An invitation to debate ecology, art, human development and enlightenment

What “New Institutional Economics” might have to say about Social Policy

New Institutional Economics came about near the beginning of the twentieth century with Ronald Coase’s 1937 study “The Nature of the Firm”.  Coase contradicted the prevailing wisdom by asserting that the motivation to create firms stems from the incentive to reduce transaction costs and minimize uncertainty.  Transaction costs can include any expense of time, energy, and money necessary to make a deal or generate something for the market.  Prior to his writing, many scholars held fast to their belief that the supply-and-demand based price mechanism and sufficiently informed, rational decision-making guided economic transactions.  Thus, Coase’s thesis helped call into question the all-important role of the “invisible hand” in shaping market economies; firms and other economically-driven institutions had more concerns than merely responding to fluctuations in supply and demand.

From Coase’s work sprung a whole new strain of economic research about institutions and how they operate and make decisions.  Soon “New Institutional Economics” (henceforth “NIE”) began treading into interdisciplinary waters, incorporating sociological, psychological, and even cognitive research to explain the behavior of firms.

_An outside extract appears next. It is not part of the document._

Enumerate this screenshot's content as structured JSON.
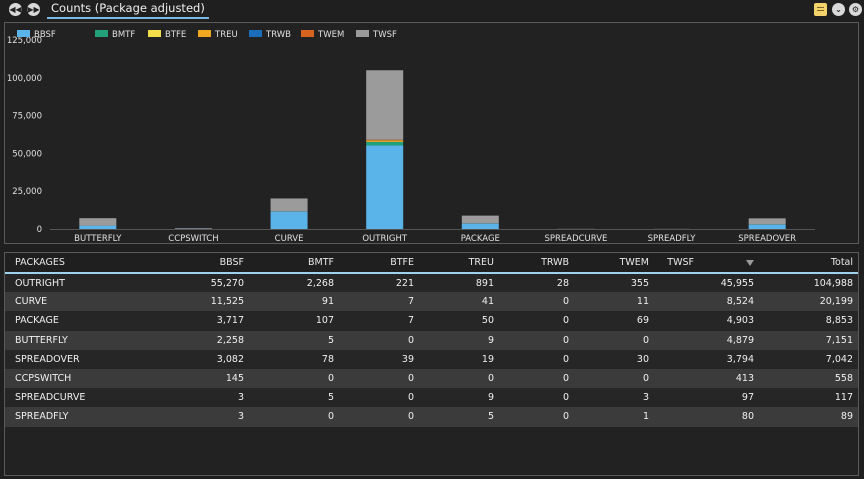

What does NIE have to offer Social Policy research?  Well, governments are one among many kinds of institutions that perform economic tasks and make market-based decisions.  The fact that many varieties of capitalism exist globally supports the idea that government institutions differ significantly in the factors that influence their economic policy-making.  Examining the role of culture, religion, or rhetoric about national values, for example, might help us determine which social policies are culturally feasible in a given country or government administration.

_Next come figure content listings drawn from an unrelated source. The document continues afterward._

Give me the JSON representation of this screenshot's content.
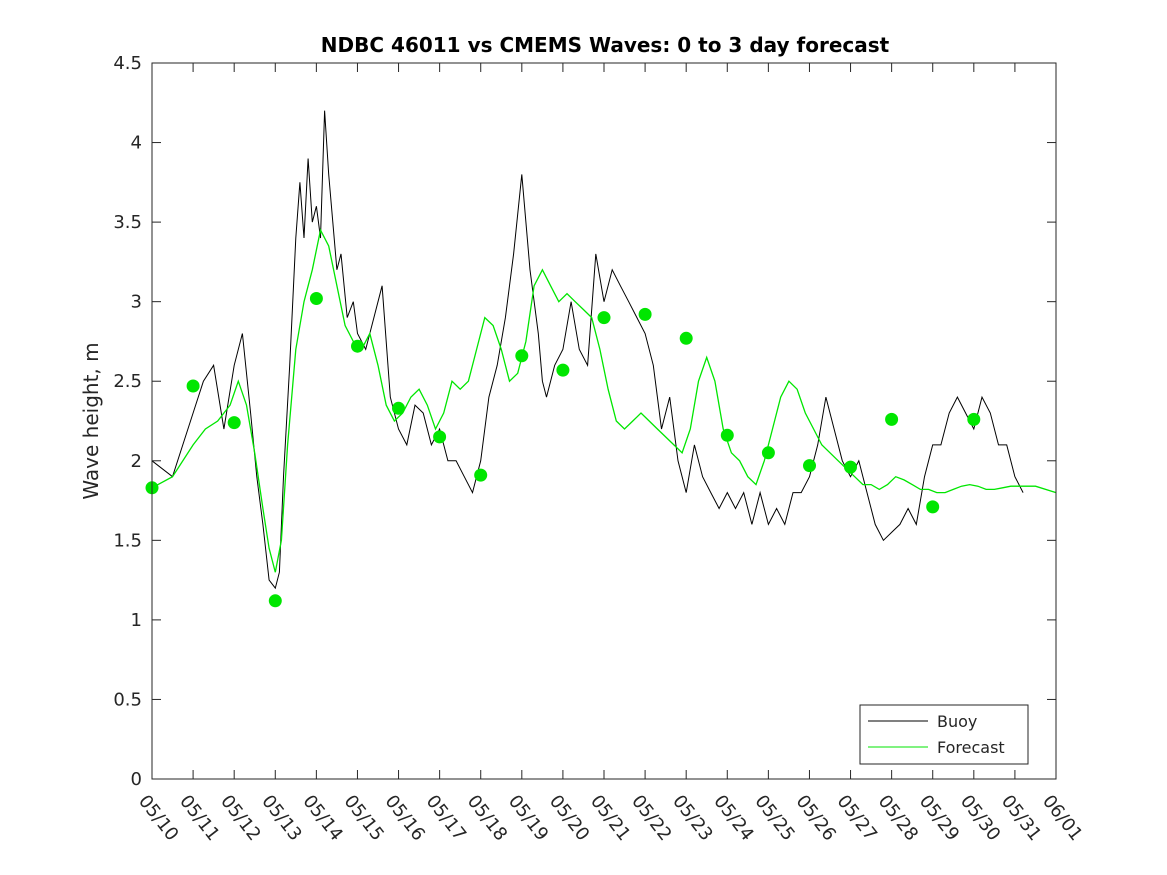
{
  "chart_data": {
    "type": "line",
    "title": "NDBC 46011 vs CMEMS Waves: 0 to 3 day forecast",
    "xlabel": "",
    "ylabel": "Wave height, m",
    "xlim": [
      "05/10",
      "06/01"
    ],
    "ylim": [
      0,
      4.5
    ],
    "x_tick_labels": [
      "05/10",
      "05/11",
      "05/12",
      "05/13",
      "05/14",
      "05/15",
      "05/16",
      "05/17",
      "05/18",
      "05/19",
      "05/20",
      "05/21",
      "05/22",
      "05/23",
      "05/24",
      "05/25",
      "05/26",
      "05/27",
      "05/28",
      "05/29",
      "05/30",
      "05/31",
      "06/01"
    ],
    "y_tick_values": [
      0,
      0.5,
      1,
      1.5,
      2,
      2.5,
      3,
      3.5,
      4,
      4.5
    ],
    "y_tick_labels": [
      "0",
      "0.5",
      "1",
      "1.5",
      "2",
      "2.5",
      "3",
      "3.5",
      "4",
      "4.5"
    ],
    "grid": false,
    "legend_position": "bottom-right",
    "colors": {
      "buoy": "#000000",
      "forecast": "#00e600",
      "axis": "#262626"
    },
    "series": [
      {
        "name": "Buoy",
        "x_days": [
          0,
          0.5,
          1,
          1.25,
          1.5,
          1.75,
          2,
          2.2,
          2.4,
          2.55,
          2.7,
          2.85,
          3,
          3.1,
          3.2,
          3.35,
          3.5,
          3.6,
          3.7,
          3.8,
          3.9,
          4.0,
          4.1,
          4.2,
          4.3,
          4.4,
          4.5,
          4.6,
          4.75,
          4.9,
          5.0,
          5.2,
          5.4,
          5.6,
          5.8,
          6.0,
          6.2,
          6.4,
          6.6,
          6.8,
          7.0,
          7.2,
          7.4,
          7.6,
          7.8,
          8.0,
          8.2,
          8.4,
          8.6,
          8.8,
          9.0,
          9.2,
          9.4,
          9.5,
          9.6,
          9.8,
          10.0,
          10.2,
          10.4,
          10.6,
          10.8,
          11.0,
          11.2,
          11.4,
          11.6,
          11.8,
          12.0,
          12.2,
          12.4,
          12.6,
          12.8,
          13.0,
          13.2,
          13.4,
          13.6,
          13.8,
          14.0,
          14.2,
          14.4,
          14.6,
          14.8,
          15.0,
          15.2,
          15.4,
          15.6,
          15.8,
          16.0,
          16.2,
          16.4,
          16.6,
          16.8,
          17.0,
          17.2,
          17.4,
          17.6,
          17.8,
          18.0,
          18.2,
          18.4,
          18.6,
          18.8,
          19.0,
          19.2,
          19.4,
          19.6,
          19.8,
          20.0,
          20.2,
          20.4,
          20.6,
          20.8,
          21.0,
          21.2
        ],
        "values": [
          2.0,
          1.9,
          2.3,
          2.5,
          2.6,
          2.2,
          2.6,
          2.8,
          2.3,
          1.9,
          1.6,
          1.25,
          1.2,
          1.3,
          1.9,
          2.6,
          3.4,
          3.75,
          3.4,
          3.9,
          3.5,
          3.6,
          3.4,
          4.2,
          3.8,
          3.5,
          3.2,
          3.3,
          2.9,
          3.0,
          2.8,
          2.7,
          2.9,
          3.1,
          2.4,
          2.2,
          2.1,
          2.35,
          2.3,
          2.1,
          2.2,
          2.0,
          2.0,
          1.9,
          1.8,
          2.0,
          2.4,
          2.6,
          2.9,
          3.3,
          3.8,
          3.2,
          2.8,
          2.5,
          2.4,
          2.6,
          2.7,
          3.0,
          2.7,
          2.6,
          3.3,
          3.0,
          3.2,
          3.1,
          3.0,
          2.9,
          2.8,
          2.6,
          2.2,
          2.4,
          2.0,
          1.8,
          2.1,
          1.9,
          1.8,
          1.7,
          1.8,
          1.7,
          1.8,
          1.6,
          1.8,
          1.6,
          1.7,
          1.6,
          1.8,
          1.8,
          1.9,
          2.1,
          2.4,
          2.2,
          2.0,
          1.9,
          2.0,
          1.8,
          1.6,
          1.5,
          1.55,
          1.6,
          1.7,
          1.6,
          1.9,
          2.1,
          2.1,
          2.3,
          2.4,
          2.3,
          2.2,
          2.4,
          2.3,
          2.1,
          2.1,
          1.9,
          1.8
        ]
      },
      {
        "name": "Forecast",
        "x_days": [
          0,
          0.5,
          1,
          1.3,
          1.6,
          1.9,
          2.1,
          2.3,
          2.5,
          2.7,
          2.85,
          3.0,
          3.15,
          3.3,
          3.5,
          3.7,
          3.9,
          4.1,
          4.3,
          4.5,
          4.7,
          4.9,
          5.1,
          5.3,
          5.5,
          5.7,
          5.9,
          6.1,
          6.3,
          6.5,
          6.7,
          6.9,
          7.1,
          7.3,
          7.5,
          7.7,
          7.9,
          8.1,
          8.3,
          8.5,
          8.7,
          8.9,
          9.1,
          9.3,
          9.5,
          9.7,
          9.9,
          10.1,
          10.3,
          10.5,
          10.7,
          10.9,
          11.1,
          11.3,
          11.5,
          11.7,
          11.9,
          12.1,
          12.3,
          12.5,
          12.7,
          12.9,
          13.1,
          13.3,
          13.5,
          13.7,
          13.9,
          14.1,
          14.3,
          14.5,
          14.7,
          14.9,
          15.1,
          15.3,
          15.5,
          15.7,
          15.9,
          16.1,
          16.3,
          16.5,
          16.7,
          16.9,
          17.1,
          17.3,
          17.5,
          17.7,
          17.9,
          18.1,
          18.3,
          18.5,
          18.7,
          18.9,
          19.1,
          19.3,
          19.5,
          19.7,
          19.9,
          20.1,
          20.3,
          20.5,
          20.7,
          20.9,
          21.1,
          21.5,
          22.0
        ],
        "values": [
          1.83,
          1.9,
          2.1,
          2.2,
          2.25,
          2.35,
          2.5,
          2.35,
          2.05,
          1.7,
          1.45,
          1.3,
          1.5,
          2.1,
          2.7,
          3.0,
          3.2,
          3.45,
          3.35,
          3.1,
          2.85,
          2.75,
          2.7,
          2.8,
          2.6,
          2.35,
          2.25,
          2.3,
          2.4,
          2.45,
          2.35,
          2.2,
          2.3,
          2.5,
          2.45,
          2.5,
          2.7,
          2.9,
          2.85,
          2.7,
          2.5,
          2.55,
          2.75,
          3.1,
          3.2,
          3.1,
          3.0,
          3.05,
          3.0,
          2.95,
          2.9,
          2.7,
          2.45,
          2.25,
          2.2,
          2.25,
          2.3,
          2.25,
          2.2,
          2.15,
          2.1,
          2.05,
          2.2,
          2.5,
          2.65,
          2.5,
          2.2,
          2.05,
          2.0,
          1.9,
          1.85,
          2.0,
          2.2,
          2.4,
          2.5,
          2.45,
          2.3,
          2.2,
          2.1,
          2.05,
          2.0,
          1.95,
          1.9,
          1.85,
          1.85,
          1.82,
          1.85,
          1.9,
          1.88,
          1.85,
          1.82,
          1.82,
          1.8,
          1.8,
          1.82,
          1.84,
          1.85,
          1.84,
          1.82,
          1.82,
          1.83,
          1.84,
          1.84,
          1.84,
          1.8
        ]
      },
      {
        "name": "",
        "type": "scatter",
        "x_days": [
          0,
          1,
          2,
          3,
          4,
          5,
          6,
          7,
          8,
          9,
          10,
          11,
          12,
          13,
          14,
          15,
          16,
          17,
          18,
          19,
          20
        ],
        "values": [
          1.83,
          2.47,
          2.24,
          1.12,
          3.02,
          2.72,
          2.33,
          2.15,
          1.91,
          2.66,
          2.57,
          2.9,
          2.92,
          2.77,
          2.16,
          2.05,
          1.97,
          1.96,
          2.26,
          1.71,
          2.26
        ]
      }
    ]
  }
}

In the US, for instance, the welfare budgets of states across the country have been repeatedly slashed since high-powered “tough love” rhetoric rocked the nation during the 90s economic boom.  This rhetoric is holding fast along with widespread public resentment towards “undeserving” consumers of social services, even amidst the current economic downturn and widespread joblessness.  Indeed, any pragmatic social policy researcher in the United States must confront these intransigent cultural values if their program advocacy is to go anywhere.